For the MICS, Bangladesh was divided into rural and urban universes.  The urban universe consists of the four Statistical Metropolitan Areas (SMAs) of Dhaka, Chittagong, Khulna and Rajshahi plus the urban areas under the seventy one other municipality (pourasavas).  The rural universe was made up of the areas not included in the urban universe.


For generating estimates at different sub-national levels (such as district and divisional levels), the sample was drawn splitting the urban universe into 12 domains and the rural universe into 64 domains.  The domains were also referred to as the estimation areas, since the MICS was designed to provide, among others, separate estimates for each domain.  An urban domain may spread over one or more than one district.  But every rural domain was constructed with the areas taken from only one district.  Thus, the rural domains were often referred to as rural districts.


The MICS sample was a two stage sample. The first stage sample consists of 13/16 rural ‘Mouzas’ or urban ‘Mahallas’ selected with Probability Proportional to Size (PPS) from each of the 76 (64 rural and 12 urban) estimation areas.  Each selected rural ‘Mouza’ or urban ‘Mahalla’ was divided into clusters of 50 households, on average. The 1991 population census counts of households by Mouzas/Mahallas was used as the frame for the selections of Mouzas/Mahallas and for dividing a Mouza/Mahalla into the clusters of 50 households.  The number of clusters created in a rural ‘Mouza’ or urban ‘Mahalla’ was equal to the “census counts of households in the rural ‘Mouza’ or urban ‘Mahalla’ divided by 50”, rounded to the nearest integer.


The second stage sample was constructed by randomly picking one cluster from each of the selected rural ‘Mouza’/urban ‘Mahalla’.  Data were collected from all households in a selected cluster, covering all persons in the different target groups. In a household, interviews were usually conducted with mothers having under-five children.


According to the modified design, the MICS sample for a year was constructed by including the old clusters from 75 percent of the estimation areas (domains) and selecting new clusters from the remaining 25 percent of the estimation areas. Clusters covered during the previous year were defined as the old clusters.  In new sampling, 16 clusters were selected from an estimation area, yielding an ultimate sample of 800 households from the estimation area.  It was thus calculated that the 1997 MICS was a sample of 52,100 households spread over 754 old clusters in 58 estimation areas (48 rural and 10 urban) and 288 new clusters in 18 estimation areas (16 rural and 2 urban).


The specific activities were carried out for the collection of data including participation in a five day TOT for the coordinators.
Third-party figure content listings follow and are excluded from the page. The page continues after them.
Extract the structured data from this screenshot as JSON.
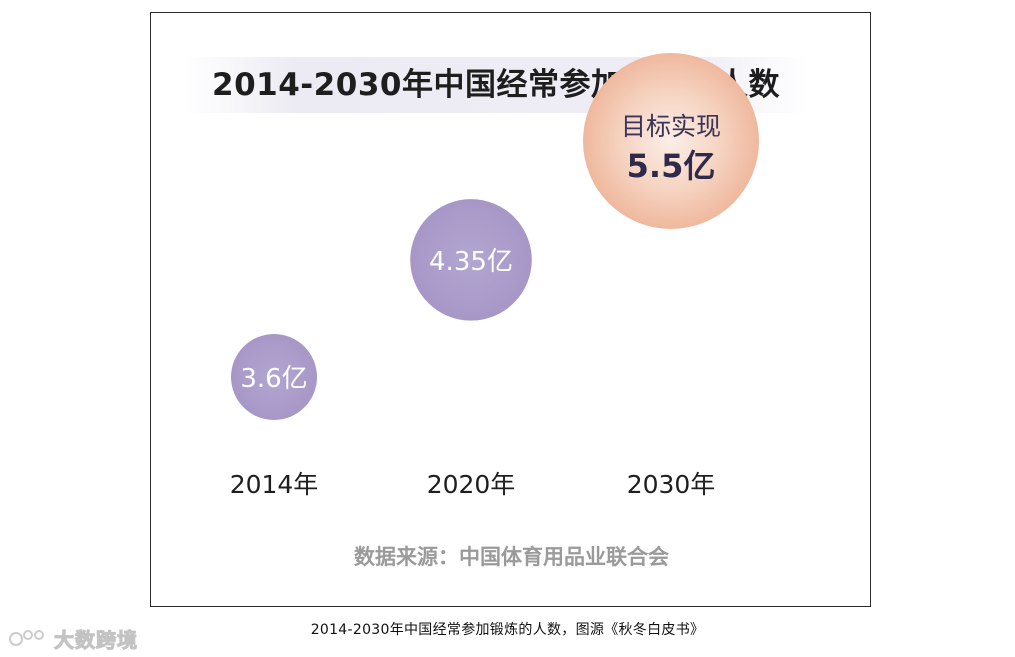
{
  "chart_data": {
    "type": "scatter",
    "title": "2014-2030年中国经常参加锻炼的人数",
    "categories": [
      "2014年",
      "2020年",
      "2030年"
    ],
    "values": [
      3.6,
      4.35,
      5.5
    ],
    "unit": "亿",
    "data_labels": [
      "3.6亿",
      "4.35亿",
      "5.5亿"
    ],
    "annotations": [
      "目标实现"
    ],
    "colors": [
      "#ab9dcb",
      "#ab9dcb",
      "#f1bfa6"
    ],
    "grid": false,
    "xlabel": "",
    "ylabel": ""
  },
  "source_note": "数据来源：中国体育用品业联合会",
  "caption": "2014-2030年中国经常参加锻炼的人数，图源《秋冬白皮书》",
  "watermark": "大数跨境"
}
This training were organized jointly by BBS and UNICEF, recruitment of the enumerators and other field personnel, submission of the enumerator’s training program schedule to BBS and UNICEF before starting the enumerator’s training, conducting training of the enumerators and other field personnel on activities relating to the field work, and carrying out field testing of the questionnaire, submission of the schedule of field work for data collection to the BBS and UNICEF before sending the enumerators to the field, conducting the field work for collection of data from the selected clusters, the cluster lists and household lists were provided by BBS and UNICEF, conducting the editing work for the filled-in questionnaires, submission of all filled-in questionnaires to the Project Director, BBS, Goals Monitoring Projects and submission of a brief field report on the constraints faced, including recommendations. 


The survey contract was jointly awarded by the UNICEF and the Bangladesh Bureau of Statistics (BBS).